I conducted a meeting with engineers for a period of 5 years.  It was applying a practice called Orthogonal Defect Classification (ODC) to resolutions to past defects and customer problems.  Most engineers found it interesting to go over the work they had done so we could gather data about how to improve.  The process is one of many attempts at formal analysis of system defects.  And as analysis it produced graphs but little change in the way things were done.  The number one sticky fact I took away was that 41% of our bugs were a failure to check the results between system components – often cross-team calls the can change any time and without warning.

So then, part of the problem is that of metrics; gathering them, believing them and acting upon then.  My ODC meetings were only one instance.  I have a friend who led a project team make a body of problematic legacy code more reliable.  It was a funded effort with design and priorities.  His team ended up closing (true story) thousands of defect reports and eliminated issues that were provably existing for 15 years.  When they reported their progress, those numbers were celebrated but phases 2 and 3 of the project were never approved.  That’s because the cost in the field could never be measured.  Since problems were eliminated, that meant counting something that no longer existed.  And since the problems they quashed were a small subset of the whole body of issues encountered, it was an uphill battle to convince management of the value of their work.

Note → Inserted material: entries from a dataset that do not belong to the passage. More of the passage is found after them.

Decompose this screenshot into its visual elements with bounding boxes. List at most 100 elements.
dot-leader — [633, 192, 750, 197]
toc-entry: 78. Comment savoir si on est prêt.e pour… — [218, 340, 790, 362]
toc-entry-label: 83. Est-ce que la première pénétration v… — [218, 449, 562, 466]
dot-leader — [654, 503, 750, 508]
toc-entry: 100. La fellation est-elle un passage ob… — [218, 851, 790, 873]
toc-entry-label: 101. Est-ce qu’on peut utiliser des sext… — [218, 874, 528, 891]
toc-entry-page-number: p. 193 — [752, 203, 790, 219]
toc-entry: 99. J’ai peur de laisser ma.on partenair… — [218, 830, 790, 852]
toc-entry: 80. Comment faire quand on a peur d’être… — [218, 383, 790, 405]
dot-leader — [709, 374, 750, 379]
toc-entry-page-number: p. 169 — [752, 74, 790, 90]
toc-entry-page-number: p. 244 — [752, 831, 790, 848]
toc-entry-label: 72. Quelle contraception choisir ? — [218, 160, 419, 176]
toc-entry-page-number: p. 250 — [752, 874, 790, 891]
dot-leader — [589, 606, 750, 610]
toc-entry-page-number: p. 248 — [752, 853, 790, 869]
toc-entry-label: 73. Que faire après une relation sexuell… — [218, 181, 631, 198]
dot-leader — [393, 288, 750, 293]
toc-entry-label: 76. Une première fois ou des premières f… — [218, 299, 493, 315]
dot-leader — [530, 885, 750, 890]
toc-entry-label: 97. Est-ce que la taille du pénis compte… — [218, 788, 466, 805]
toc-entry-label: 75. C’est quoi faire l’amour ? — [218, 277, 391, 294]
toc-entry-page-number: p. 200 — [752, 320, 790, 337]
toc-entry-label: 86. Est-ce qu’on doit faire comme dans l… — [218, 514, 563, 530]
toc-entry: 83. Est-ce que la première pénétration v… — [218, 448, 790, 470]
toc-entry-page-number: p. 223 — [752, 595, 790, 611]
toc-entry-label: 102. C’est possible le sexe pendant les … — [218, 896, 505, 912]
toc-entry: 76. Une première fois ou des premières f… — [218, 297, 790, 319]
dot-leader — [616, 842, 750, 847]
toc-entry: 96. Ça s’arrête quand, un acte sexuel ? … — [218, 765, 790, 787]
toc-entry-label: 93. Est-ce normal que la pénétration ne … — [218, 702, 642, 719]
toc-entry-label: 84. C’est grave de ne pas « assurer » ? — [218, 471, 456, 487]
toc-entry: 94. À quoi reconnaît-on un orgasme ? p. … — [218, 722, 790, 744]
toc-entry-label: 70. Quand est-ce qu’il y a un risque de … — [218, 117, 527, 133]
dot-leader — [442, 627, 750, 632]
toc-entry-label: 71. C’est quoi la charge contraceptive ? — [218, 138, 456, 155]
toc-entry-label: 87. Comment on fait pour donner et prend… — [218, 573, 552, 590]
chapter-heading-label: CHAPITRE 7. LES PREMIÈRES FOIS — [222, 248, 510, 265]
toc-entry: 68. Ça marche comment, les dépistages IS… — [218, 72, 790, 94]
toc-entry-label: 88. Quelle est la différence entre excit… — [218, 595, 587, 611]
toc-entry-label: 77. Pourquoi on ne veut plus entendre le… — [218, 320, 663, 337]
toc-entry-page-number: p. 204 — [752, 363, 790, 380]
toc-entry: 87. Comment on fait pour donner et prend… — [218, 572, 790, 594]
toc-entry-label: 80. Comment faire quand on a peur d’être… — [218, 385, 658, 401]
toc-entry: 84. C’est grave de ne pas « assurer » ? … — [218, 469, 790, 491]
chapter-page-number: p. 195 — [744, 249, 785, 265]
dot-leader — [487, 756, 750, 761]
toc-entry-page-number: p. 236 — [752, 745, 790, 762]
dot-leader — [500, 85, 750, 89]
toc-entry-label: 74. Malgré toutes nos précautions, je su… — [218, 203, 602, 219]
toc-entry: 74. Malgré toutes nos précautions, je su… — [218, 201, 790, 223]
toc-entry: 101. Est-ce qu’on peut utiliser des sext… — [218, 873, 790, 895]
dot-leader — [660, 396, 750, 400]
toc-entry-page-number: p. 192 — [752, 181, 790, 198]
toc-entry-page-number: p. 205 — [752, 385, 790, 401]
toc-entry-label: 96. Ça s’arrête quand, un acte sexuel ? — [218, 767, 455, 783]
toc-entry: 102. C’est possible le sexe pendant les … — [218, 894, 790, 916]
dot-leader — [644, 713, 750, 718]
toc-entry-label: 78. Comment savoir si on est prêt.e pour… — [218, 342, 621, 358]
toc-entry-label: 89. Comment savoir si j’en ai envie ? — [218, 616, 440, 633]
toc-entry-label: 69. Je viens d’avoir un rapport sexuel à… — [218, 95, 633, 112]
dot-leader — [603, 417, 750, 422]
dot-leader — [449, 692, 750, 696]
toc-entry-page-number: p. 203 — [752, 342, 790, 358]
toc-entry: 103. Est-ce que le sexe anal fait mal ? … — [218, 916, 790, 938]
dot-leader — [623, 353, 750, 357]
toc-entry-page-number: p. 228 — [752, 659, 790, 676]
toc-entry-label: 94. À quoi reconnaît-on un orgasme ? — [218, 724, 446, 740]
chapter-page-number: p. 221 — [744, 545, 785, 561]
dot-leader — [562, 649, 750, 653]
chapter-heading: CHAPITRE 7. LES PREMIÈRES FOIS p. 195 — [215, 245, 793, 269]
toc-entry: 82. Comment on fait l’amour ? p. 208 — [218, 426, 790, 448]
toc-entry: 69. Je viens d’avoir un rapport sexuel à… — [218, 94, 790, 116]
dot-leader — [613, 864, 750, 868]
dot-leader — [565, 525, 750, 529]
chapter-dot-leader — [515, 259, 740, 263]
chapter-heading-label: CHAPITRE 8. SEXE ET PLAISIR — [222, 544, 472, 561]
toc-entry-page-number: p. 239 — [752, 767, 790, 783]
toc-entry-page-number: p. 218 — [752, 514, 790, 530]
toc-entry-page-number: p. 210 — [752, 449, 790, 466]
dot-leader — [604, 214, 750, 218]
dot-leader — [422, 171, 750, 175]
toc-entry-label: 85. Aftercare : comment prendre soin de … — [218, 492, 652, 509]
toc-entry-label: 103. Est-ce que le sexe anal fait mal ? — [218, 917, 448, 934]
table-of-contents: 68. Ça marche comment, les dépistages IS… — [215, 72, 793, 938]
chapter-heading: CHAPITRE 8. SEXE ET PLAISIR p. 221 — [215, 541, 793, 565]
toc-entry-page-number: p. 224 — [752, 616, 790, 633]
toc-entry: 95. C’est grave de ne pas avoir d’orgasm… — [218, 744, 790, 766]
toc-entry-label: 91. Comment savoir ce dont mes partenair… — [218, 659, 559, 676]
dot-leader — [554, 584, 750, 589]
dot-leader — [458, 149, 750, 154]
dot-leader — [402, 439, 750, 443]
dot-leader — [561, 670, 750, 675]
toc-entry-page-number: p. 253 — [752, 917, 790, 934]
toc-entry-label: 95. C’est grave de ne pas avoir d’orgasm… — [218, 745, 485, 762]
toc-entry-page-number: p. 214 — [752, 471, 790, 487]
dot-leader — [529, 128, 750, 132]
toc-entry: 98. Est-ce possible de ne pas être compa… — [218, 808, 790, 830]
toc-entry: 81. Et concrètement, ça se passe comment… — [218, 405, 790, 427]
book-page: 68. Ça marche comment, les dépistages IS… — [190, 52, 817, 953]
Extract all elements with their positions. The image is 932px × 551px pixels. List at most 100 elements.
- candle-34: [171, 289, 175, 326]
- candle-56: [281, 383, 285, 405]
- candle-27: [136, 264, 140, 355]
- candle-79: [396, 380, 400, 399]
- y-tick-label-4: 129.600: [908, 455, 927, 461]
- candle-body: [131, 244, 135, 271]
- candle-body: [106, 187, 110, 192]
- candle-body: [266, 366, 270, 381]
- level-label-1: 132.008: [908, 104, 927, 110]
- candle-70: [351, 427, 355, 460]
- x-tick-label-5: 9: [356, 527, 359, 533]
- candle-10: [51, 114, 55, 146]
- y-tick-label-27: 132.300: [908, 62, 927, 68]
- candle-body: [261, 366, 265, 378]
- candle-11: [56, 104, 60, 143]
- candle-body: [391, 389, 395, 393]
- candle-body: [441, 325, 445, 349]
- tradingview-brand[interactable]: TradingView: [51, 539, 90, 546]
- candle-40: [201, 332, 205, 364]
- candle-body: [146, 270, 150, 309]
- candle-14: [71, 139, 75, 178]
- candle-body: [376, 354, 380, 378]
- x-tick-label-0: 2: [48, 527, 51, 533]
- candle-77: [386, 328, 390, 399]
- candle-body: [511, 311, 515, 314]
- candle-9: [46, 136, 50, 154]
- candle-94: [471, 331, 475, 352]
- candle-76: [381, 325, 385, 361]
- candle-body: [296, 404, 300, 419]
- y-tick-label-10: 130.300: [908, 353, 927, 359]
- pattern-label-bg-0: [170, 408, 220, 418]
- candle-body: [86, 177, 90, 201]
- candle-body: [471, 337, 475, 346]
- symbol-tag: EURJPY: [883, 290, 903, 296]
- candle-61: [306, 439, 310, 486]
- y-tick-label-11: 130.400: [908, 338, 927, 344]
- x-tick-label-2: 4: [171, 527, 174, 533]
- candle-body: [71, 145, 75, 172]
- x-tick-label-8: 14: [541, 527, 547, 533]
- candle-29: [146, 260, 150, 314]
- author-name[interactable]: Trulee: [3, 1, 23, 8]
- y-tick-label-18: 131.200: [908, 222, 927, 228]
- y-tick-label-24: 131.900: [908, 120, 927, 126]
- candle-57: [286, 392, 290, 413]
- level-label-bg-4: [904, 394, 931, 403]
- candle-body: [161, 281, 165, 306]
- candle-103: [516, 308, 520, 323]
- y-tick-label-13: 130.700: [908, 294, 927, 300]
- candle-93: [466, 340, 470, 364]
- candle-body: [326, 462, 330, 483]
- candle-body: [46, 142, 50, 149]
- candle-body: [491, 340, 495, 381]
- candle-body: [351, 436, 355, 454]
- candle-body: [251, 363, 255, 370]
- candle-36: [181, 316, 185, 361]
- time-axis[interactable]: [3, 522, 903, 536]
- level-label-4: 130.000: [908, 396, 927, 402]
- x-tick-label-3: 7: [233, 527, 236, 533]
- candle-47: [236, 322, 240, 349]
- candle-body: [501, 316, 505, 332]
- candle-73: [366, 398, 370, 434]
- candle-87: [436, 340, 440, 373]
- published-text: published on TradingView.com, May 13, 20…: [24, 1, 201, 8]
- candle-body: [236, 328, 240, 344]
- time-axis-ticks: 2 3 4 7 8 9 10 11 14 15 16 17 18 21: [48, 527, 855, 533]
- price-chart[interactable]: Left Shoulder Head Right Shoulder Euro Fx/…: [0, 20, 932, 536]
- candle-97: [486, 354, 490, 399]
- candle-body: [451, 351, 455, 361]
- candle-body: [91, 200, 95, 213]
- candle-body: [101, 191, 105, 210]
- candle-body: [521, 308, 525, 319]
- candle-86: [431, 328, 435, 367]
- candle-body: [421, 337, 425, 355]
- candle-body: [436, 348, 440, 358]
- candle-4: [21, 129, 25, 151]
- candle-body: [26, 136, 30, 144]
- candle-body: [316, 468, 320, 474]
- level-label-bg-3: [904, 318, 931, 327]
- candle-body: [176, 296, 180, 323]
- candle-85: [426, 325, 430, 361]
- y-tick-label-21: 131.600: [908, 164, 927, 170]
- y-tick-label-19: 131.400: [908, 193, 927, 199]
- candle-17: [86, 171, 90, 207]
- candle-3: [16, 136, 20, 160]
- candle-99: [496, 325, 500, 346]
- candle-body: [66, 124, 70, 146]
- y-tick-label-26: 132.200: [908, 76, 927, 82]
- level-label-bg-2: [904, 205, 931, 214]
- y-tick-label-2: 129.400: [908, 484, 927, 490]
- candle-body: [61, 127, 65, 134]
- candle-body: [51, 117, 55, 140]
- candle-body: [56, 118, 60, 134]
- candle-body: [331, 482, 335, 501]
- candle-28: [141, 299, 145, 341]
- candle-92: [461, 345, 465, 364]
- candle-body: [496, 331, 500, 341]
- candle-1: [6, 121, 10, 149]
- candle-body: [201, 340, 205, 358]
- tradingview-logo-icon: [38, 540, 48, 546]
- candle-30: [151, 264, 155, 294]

I have no other word for another cultural problem – it’s filthy.  There exist caste systems in technical organizations (no, not all technical organizations) where those who test are considered truly less important than those who develop.  Traditionally they may have had lower salaries, had fewer and lower technical skills, etc., so the work they did was likewise considered ancillary to that done by developers.  This is perhaps the aspect of corporate life in technical organizations that is most violently at odds with test driven development and Agile process itself.  Testing is inferior work?  PLEASE!!  May that attitude die a dishonorable death.

Almost all the literature about TDD and Agile are tacitly aimed at new(ish) products and new(ish) teams.  It’s rare to find someone who understands the problem facing legacy software in this approach.  A refreshing exception is Michael Feathers’ Working Effectively with Legacy Code.  He doesn’t work on the code I work on but he gets it regarding the problems of old and new.

Image result for test driven development

There are a number of quips used by opponents to resist applying new and rigorous testing to old code.  I have found I needed counter-quips to combat the dismissive over simplification of the business case.  One quip I’ve heard too much is “Well, you can’t boil the ocean” – which implies that identical rigor needs to be applied to multiple millions of lines of code or else it’s not worth starting.  My counter-quip is “Yeah, but a bay or inlet boils nicely and you know the very bays of which I speak.”

It’s true.  There is no mystery in any system where the problems lie.  And there truly is no mystery about the value of increased testing rigor in those inlets and “bays”.  So all that keeps it from happening is corporate bad habits and errant calculations about business expenses.

And certainly anything I am doing personally will include testing commensurate with the complexity of the technology in anything I’ve developed.  That’s a promise.